Two new reports appeared in JAMA this week, both related to vaccine effectiveness (VE) in children during the omicron period. One from CDC showed that VE for symptomatic infection in children and adolescents during the omicron period was modest but decreased fairly rapidly. For children 5-11 years of age, VE was 60% (95% confidence interval 55-65%) at 2 to 4 weeks post dose 2 and for adolescents also about 60% (44-71%). For the younger group 2 months after dose 2, VE dropped to 29% (24-33%). Adolescent data showed VE 17% (8-24%) at that time. However, data on adolescents who received a third (booster) dose showed at 2-6.5 weeks after booster VE was 71% (65-76%). That's more encouraging.

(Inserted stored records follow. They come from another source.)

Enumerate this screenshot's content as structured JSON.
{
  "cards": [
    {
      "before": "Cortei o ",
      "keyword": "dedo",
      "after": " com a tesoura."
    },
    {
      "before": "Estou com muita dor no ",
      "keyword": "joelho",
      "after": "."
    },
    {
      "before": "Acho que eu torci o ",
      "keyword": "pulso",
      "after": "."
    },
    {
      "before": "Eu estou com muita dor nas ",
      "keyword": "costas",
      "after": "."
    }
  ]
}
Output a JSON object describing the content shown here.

The second report was from New York state databases and looked at hospitalization rates for children 5-17 years of age. Although hospitalization rates were low in this group, it was very clear that completion of a primary vaccine series was significantly protective.
The accompanying editorial also was interesting. Vaccines clearly are important for children and adolescents. Now we just need to do a better job of getting this message across.

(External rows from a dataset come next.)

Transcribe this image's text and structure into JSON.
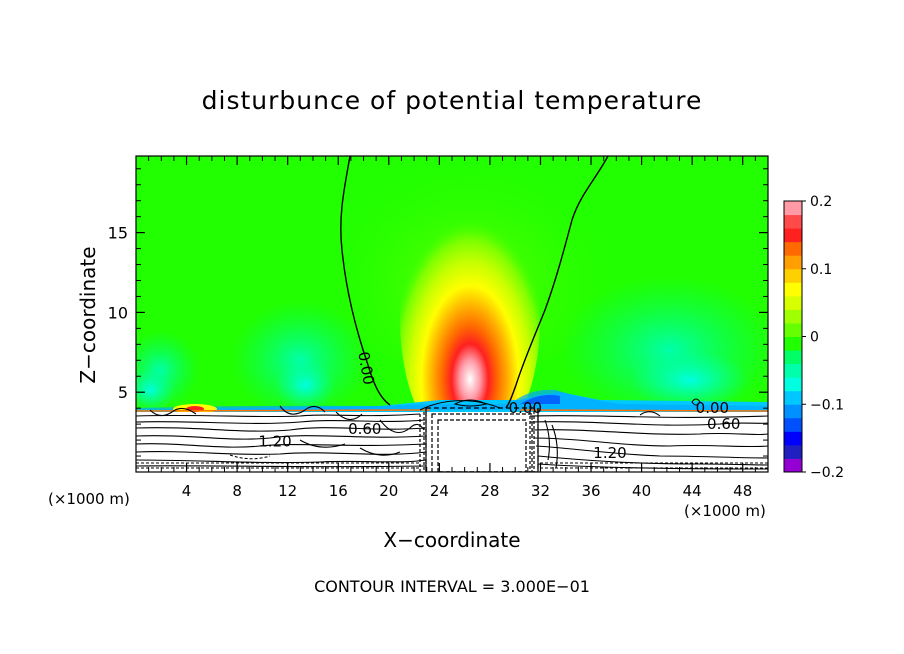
{
  "chart_data": {
    "type": "contour",
    "title": "disturbunce of potential temperature",
    "xlabel": "X−coordinate",
    "ylabel": "Z−coordinate",
    "x_unit_left": "(×1000 m)",
    "x_unit_right": "(×1000 m)",
    "xlim": [
      0,
      50
    ],
    "ylim": [
      0,
      19.8
    ],
    "x_ticks": [
      4,
      8,
      12,
      16,
      20,
      24,
      28,
      32,
      36,
      40,
      44,
      48
    ],
    "y_ticks": [
      5,
      10,
      15
    ],
    "colorbar": {
      "range": [
        -0.2,
        0.2
      ],
      "step": 0.02,
      "tick_labels": [
        {
          "value": 0.2,
          "label": "0.2"
        },
        {
          "value": 0.1,
          "label": "0.1"
        },
        {
          "value": 0,
          "label": "0"
        },
        {
          "value": -0.1,
          "label": "−0.1"
        },
        {
          "value": -0.2,
          "label": "−0.2"
        }
      ]
    },
    "contour_labels": [
      {
        "text": "0.00",
        "x": 18.2,
        "z": 6.5,
        "angle": 80
      },
      {
        "text": "0.00",
        "x": 30.8,
        "z": 4.0,
        "angle": 0
      },
      {
        "text": "0.00",
        "x": 45.6,
        "z": 4.0,
        "angle": 0
      },
      {
        "text": "0.60",
        "x": 46.5,
        "z": 3.0,
        "angle": 0
      },
      {
        "text": "0.60",
        "x": 18.1,
        "z": 2.7,
        "angle": 0
      },
      {
        "text": "1.20",
        "x": 11.0,
        "z": 1.9,
        "angle": 0
      },
      {
        "text": "1.20",
        "x": 37.5,
        "z": 1.2,
        "angle": 0
      }
    ],
    "footer": "CONTOUR INTERVAL = 3.000E−01",
    "grid": false,
    "legend": "right"
  }
}
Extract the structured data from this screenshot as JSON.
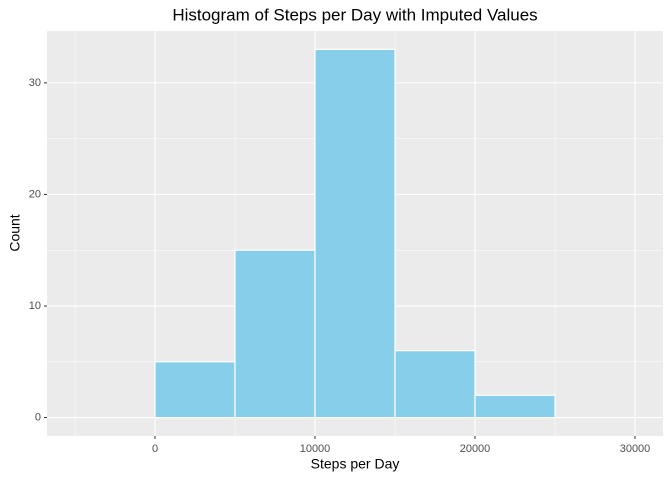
{
  "chart_data": {
    "type": "histogram",
    "title": "Histogram of Steps per Day with Imputed Values",
    "x_label": "Steps per Day",
    "y_label": "Count",
    "bins": [
      -5000,
      0,
      5000,
      10000,
      15000,
      20000,
      25000,
      30000
    ],
    "values": [
      0,
      5,
      15,
      33,
      6,
      2,
      0
    ],
    "color": "#87ceeb",
    "edge_color": "#ffffff",
    "xlim": [
      -6750,
      31750
    ],
    "ylim": [
      -1.65,
      34.65
    ],
    "xticks": [
      0,
      10000,
      20000,
      30000
    ],
    "yticks": [
      0,
      10,
      20,
      30
    ],
    "grid": true
  }
}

*Being the conscientious infectious diseases practitioner that I am, I was interested in the etiology of this particular wart. Apparently (I can't quite verify accurately) the term arose from a 1920s comic book series where the annoying protagonist caused others to worry.
We see so many patients with vomiting at PM Pediatrics. We are interested in any guidelines you might have to share.
Thank you!!
Rebecca Carlisle
Rcarlisle@pmpediatrics.com
Dr. Carlisle asks a very key question. This reflects the problem with providing the general public with warning signs to look for in their children, knowing that some of those warning signs are very common with many other illnesses. Although we don't yet know the incidence of this unexplained hepatitis issue, it is certainly far less common than all the viruses out there that can cause vomiting in young children. So, while a parent may use that symptom as a trigger to seek medical attention due to concern for hepatitis, the front-line providers are stuck sorting this out and deciding how far to explore the possibility.
Vomiting alone is unlikely to be the only symptom of this clinical entity (if it truly is a distinct entity); in general, fulminant hepatitis has more dramatic symptoms developing over a few days. On the flip side of that, the classic presentation of hepatitis A that I use in teaching settings is the toddler in day care who has 4 or 5 days of vomiting, maybe a little decreased appetite, and then gets better. The physician finds nothing of concern on exam and nothing is done. Four weeks later the parent develops vomiting, jaundice, and acholic stools, and then the diagnosis of hepatitis A is made retrospectively in the child. This is because hepatitis A tends to be mild and anicteric in toddlers.
If an etiology is ever found for the current cases then we may find a broader spectrum of the disease including very mild cases, but presumably those children are fine without having a large workup. So, if you are suspicious this goes beyond the typical acute illness with some emesis, you might want to obtain CBC and comprehensive metabolic panel to screen widely. If you pick up someone with AST or ALT above 500 that may be the time to look more closely and/or call your friendly specialist.